Maciej Kikolski

Personal information
- Date of birth: 23 February 2004 (age 22)
- Place of birth: Warsaw, Poland
- Height: 1.93 m (6 ft 4 in)
- Position: Goalkeeper

Team information
- Current team: GKS Katowice (on loan from Widzew Łódź)
- Number: 1

Youth career
- 0000–2016: Escola Varsovia
- 2016–2017: Legia Warsaw
- 2017–2019: Legionovia Legionowo
- 2019–2020: Miedź Legnica
- 2020–2022: Legia Warsaw

Senior career*
- Years: Team / Apps / (Gls)
- 2020–2022: Legia Warsaw II / 23 / (0)
- 2021–2025: Legia Warsaw / 0 / (0)
- 2022–2023: → Pogoń Siedlce (loan) / 31 / (0)
- 2023–2024: → GKS Tychy (loan) / 34 / (0)
- 2024–2025: → Radomiak Radom (loan) / 31 / (0)
- 2025–: Widzew Łódź / 9 / (0)
- 2026: Widzew Łódź II / 1 / (0)
- 2026–: → GKS Katowice (loan) / 0 / (0)

International career^{‡}
- 2022: Poland U19 / 1 / (0)
- 2023–2025: Poland U20 / 7 / (0)

= Maciej Kikolski =

Polish footballer (born 2004)

Maciej Kikolski (born 23 February 2004) is a Polish professional footballer who plays as a goalkeeper for Ekstraklasa club GKS Katowice, on loan from Widzew Łódź. He has represented Poland at under-19 and under-20 level.

==Club career==
===Early career===
Kikolski was born in Warsaw and began playing football in the academy of Escola Varsovia. He subsequently trained with Legia Warsaw, Legionovia Legionowo and Miedź Legnica before returning to Legia in 2020.

He made his senior football debut for Legia's reserve team in the spring of 2021. He went on to make 23 appearances for the reserves and a further 21 appearances for the club's under-19 side. Kikolski also trained with Legia's first team and took part in first-team training camps, but did not make a competitive first-team appearance for the club.

===Loans from Legia Warsaw===
In July 2022, Kikolski joined II liga club Pogoń Siedlce on loan for the 2022–23 season. He made 31 league appearances and kept nine clean sheets during the campaign.

In June 2023, he moved on a season-long loan to I liga side GKS Tychy. He was the club's first-choice goalkeeper throughout the 2023–24 season, playing in all 34 league matches and recording 12 clean sheets.

After returning from Tychy, Kikolski extended his contract with Legia until June 2028. Four days later, he was loaned to Ekstraklasa club Radomiak Radom for the 2024–25 season.

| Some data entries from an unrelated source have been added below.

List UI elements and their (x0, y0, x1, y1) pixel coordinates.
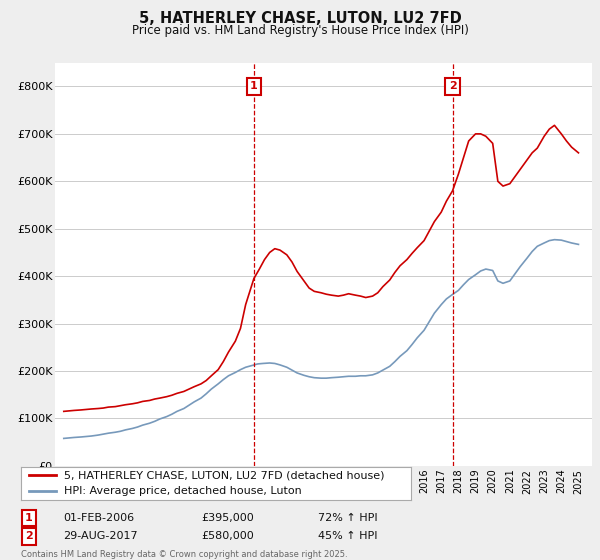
Text: HPI: Average price, detached house, Luton: HPI: Average price, detached house, Luto… (64, 487, 302, 496)
Text: 1: 1 (250, 81, 258, 91)
Text: Contains HM Land Registry data © Crown copyright and database right 2025.
This d: Contains HM Land Registry data © Crown c… (21, 550, 347, 560)
Text: 01-FEB-2006: 01-FEB-2006 (63, 513, 134, 523)
Text: 45% ↑ HPI: 45% ↑ HPI (318, 531, 377, 542)
Text: Price paid vs. HM Land Registry's House Price Index (HPI): Price paid vs. HM Land Registry's House … (131, 24, 469, 36)
Text: 29-AUG-2017: 29-AUG-2017 (63, 531, 137, 542)
Text: £580,000: £580,000 (201, 531, 254, 542)
Text: 5, HATHERLEY CHASE, LUTON, LU2 7FD: 5, HATHERLEY CHASE, LUTON, LU2 7FD (139, 11, 461, 26)
Text: 2: 2 (449, 81, 457, 91)
Text: 5, HATHERLEY CHASE, LUTON, LU2 7FD (detached house): 5, HATHERLEY CHASE, LUTON, LU2 7FD (deta… (64, 470, 385, 480)
Text: £395,000: £395,000 (201, 513, 254, 523)
Text: 2: 2 (25, 531, 32, 542)
Text: 72% ↑ HPI: 72% ↑ HPI (318, 513, 377, 523)
Text: 1: 1 (25, 513, 32, 523)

Kikolski made his Ekstraklasa debut on 20 July 2024, starting in Radomiak's 2–1 away win against GKS Katowice. He made 31 league appearances and two appearances in the Polish Cup, keeping six clean sheets in all competitions.

===Widzew Łódź===
On 16 June 2025, Kikolski completed a permanent transfer from Legia Warsaw to Widzew Łódź. He signed a contract until June 2029, with an option to extend it for a further year.

He made his Widzew debut on 2 August 2025, keeping a clean sheet in a 3–0 league victory over GKS Katowice. During the 2025–26 season, he made nine Ekstraklasa appearances and one Polish Cup appearance, recording three clean sheets.

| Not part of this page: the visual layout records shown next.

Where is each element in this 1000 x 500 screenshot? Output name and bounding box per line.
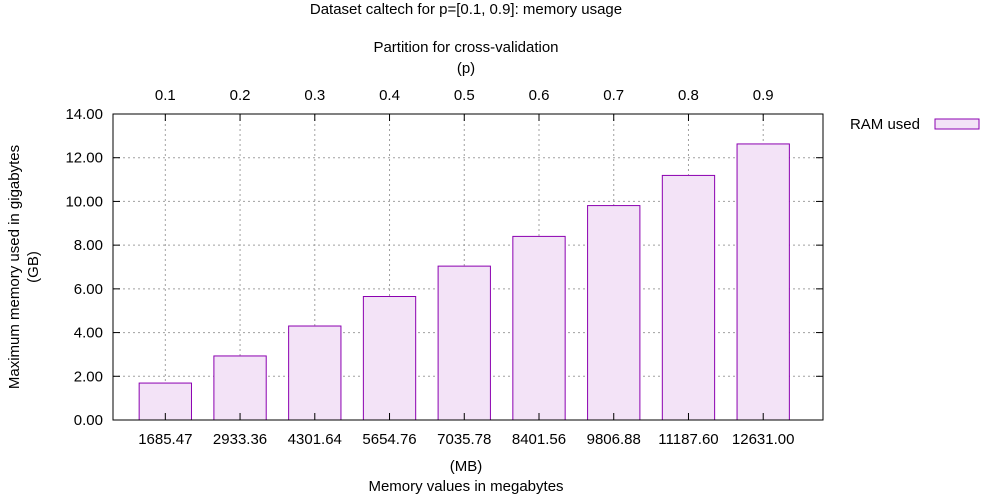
- y-tick-label: 10.00: [65, 193, 103, 210]
- x-tick-label: 12631.00: [732, 431, 795, 448]
- x-tick-label: 8401.56: [512, 431, 566, 448]
- bar: [288, 325, 342, 421]
- top-tick-label: 0.8: [678, 87, 699, 104]
- bar: [661, 174, 716, 421]
- x-tick-label: 7035.78: [437, 431, 491, 448]
- y-tick-label: 0.00: [74, 412, 103, 429]
- bar: [736, 143, 790, 421]
- x-tick-label: 5654.76: [362, 431, 416, 448]
- x-tick-label: 9806.88: [587, 431, 641, 448]
- bar: [437, 265, 491, 421]
- top-tick-label: 0.9: [753, 87, 774, 104]
- top-axis-label-unit: (p): [457, 60, 475, 77]
- top-tick-label: 0.6: [529, 87, 550, 104]
- plot-area-frame: [112, 113, 824, 421]
- x-axis-ticks: 1685.47 2933.36 4301.64 5654.76 7035.78 8401.…: [138, 413, 794, 448]
- x-axis-label: Memory values in megabytes: [368, 478, 563, 495]
- legend-label: RAM used: [850, 116, 920, 133]
- top-axis-ticks: 0.1 0.2 0.3 0.4 0.5 0.6 0.7 0.8 0.9: [155, 87, 774, 121]
- x-tick-label: 2933.36: [213, 431, 267, 448]
- y-tick-label: 12.00: [65, 150, 103, 167]
- x-tick-label: 4301.64: [288, 431, 342, 448]
- x-tick-label: 11187.60: [658, 431, 718, 448]
- x-tick-label: 1685.47: [138, 431, 192, 448]
- y-tick-label: 8.00: [74, 237, 103, 254]
- y-tick-label: 6.00: [74, 281, 103, 298]
- bar: [213, 355, 267, 421]
- top-tick-label: 0.3: [304, 87, 325, 104]
- x-axis-label-unit: (MB): [450, 458, 483, 475]
- y-axis-label: Maximum memory used in gigabytes: [6, 145, 23, 389]
- y-tick-label: 14.00: [65, 106, 103, 123]
- top-axis-label: Partition for cross-validation: [373, 39, 558, 56]
- bar: [587, 205, 641, 421]
- legend: RAM used: [850, 116, 980, 133]
- top-tick-label: 0.2: [230, 87, 251, 104]
- legend-swatch: [934, 118, 980, 130]
- chart-title: Dataset caltech for p=[0.1, 0.9]: memory…: [310, 1, 622, 18]
- top-tick-label: 0.1: [155, 87, 176, 104]
- bar: [512, 235, 566, 421]
- y-axis-ticks: 0.00 2.00 4.00 6.00 8.00 10.00 12.00 14.00: [65, 106, 823, 429]
- top-tick-label: 0.4: [379, 87, 400, 104]
- bar: [362, 296, 417, 421]
- y-axis-label-unit: (GB): [25, 251, 42, 283]
- y-tick-label: 2.00: [74, 368, 103, 385]
- top-tick-label: 0.7: [603, 87, 624, 104]
- y-tick-label: 4.00: [74, 325, 103, 342]
- top-tick-label: 0.5: [454, 87, 475, 104]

On 24 June 2026, Kikolski joined GKS Katowice on loan until June 2027. The agreement included an option for GKS to sign him permanently.

==International career==
Kikolski made his debut for the Poland under-19 team on 29 November 2022. He played the full match as Poland defeated Malta 5–1 in a friendly tournament in Malta.

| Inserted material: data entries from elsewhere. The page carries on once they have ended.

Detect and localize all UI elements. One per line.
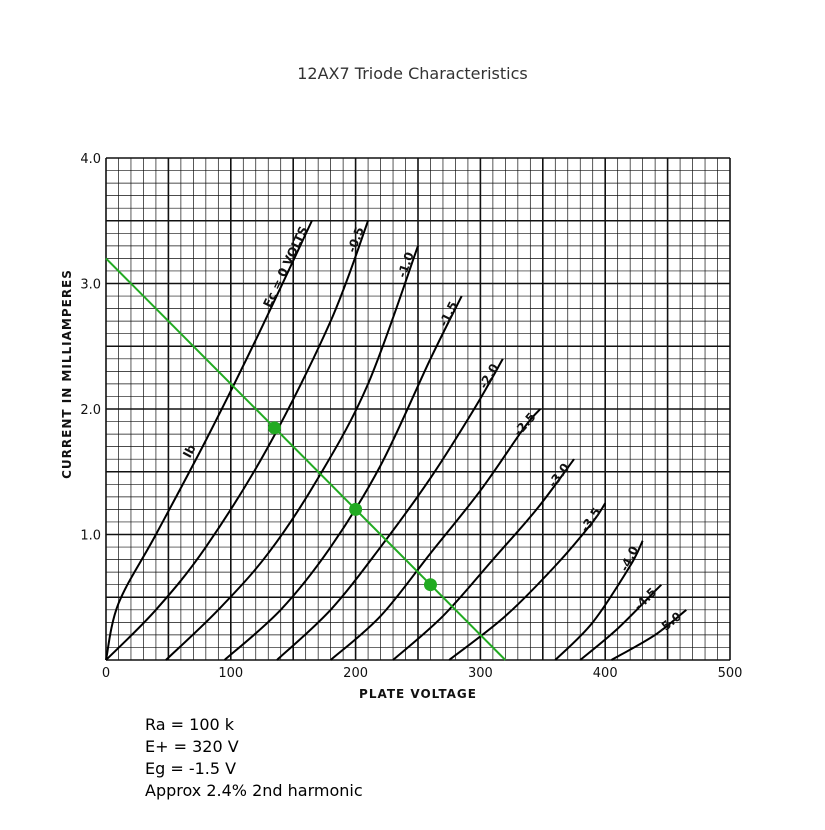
curve-line — [223, 295, 463, 661]
y-tick-label: 1.0 — [80, 529, 101, 544]
curve-label: -1.0 — [395, 250, 417, 279]
x-tick-label: 500 — [718, 666, 743, 681]
curve-label: -4.0 — [617, 544, 641, 574]
curve-line — [579, 583, 663, 661]
axis-ticks: 0 100 200 300 400 500 1.0 2.0 3.0 4.0 — [80, 152, 742, 681]
y-axis-label: CURRENT IN MILLIAMPERES — [60, 269, 74, 479]
note-harmonic: Approx 2.4% 2nd harmonic — [145, 781, 363, 800]
operating-point — [423, 578, 437, 592]
y-tick-label: 2.0 — [80, 403, 101, 418]
curve-label: -3.0 — [545, 461, 572, 490]
x-tick-label: 100 — [218, 666, 243, 681]
curve-line — [329, 408, 542, 661]
x-tick-label: 400 — [593, 666, 618, 681]
load-line — [105, 257, 507, 661]
curve-line — [105, 220, 370, 661]
y-tick-label: 4.0 — [80, 152, 101, 167]
curve-line — [105, 220, 313, 661]
y-tick-label: 3.0 — [80, 278, 101, 293]
load-line-group — [105, 257, 507, 661]
curve-line — [610, 609, 687, 661]
curve-label: -0.5 — [345, 225, 367, 254]
grid — [105, 157, 731, 661]
curve-line — [554, 540, 644, 661]
note-grid-bias: Eg = -1.5 V — [145, 759, 237, 778]
x-tick-label: 0 — [102, 666, 110, 681]
ib-annotation: Ib — [180, 442, 199, 460]
annotation-notes: Ra = 100 k E+ = 320 V Eg = -1.5 V Approx… — [145, 714, 363, 802]
curve-line — [392, 458, 575, 661]
x-tick-label: 300 — [468, 666, 493, 681]
chart-title: 12AX7 Triode Characteristics — [297, 64, 528, 83]
x-tick-label: 200 — [343, 666, 368, 681]
curve-line — [165, 245, 419, 661]
curve-line — [276, 358, 504, 661]
operating-point — [349, 502, 363, 516]
curve-line — [448, 502, 607, 661]
operating-point — [267, 421, 281, 435]
note-supply: E+ = 320 V — [145, 737, 239, 756]
note-ra: Ra = 100 k — [145, 715, 235, 734]
curve-label: -1.5 — [436, 299, 460, 329]
x-axis-label: PLATE VOLTAGE — [359, 687, 477, 701]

He made his first appearance for the Poland under-20 team on 13 October 2023, playing the full match in a 1–0 defeat to Italy in the Under 20 Elite League.

His later under-20 appearances included a 4–2 victory over Turkey in October 2024 and a 1–0 win against Romania on 21 March 2025. Kikolski captained the team in the latter match.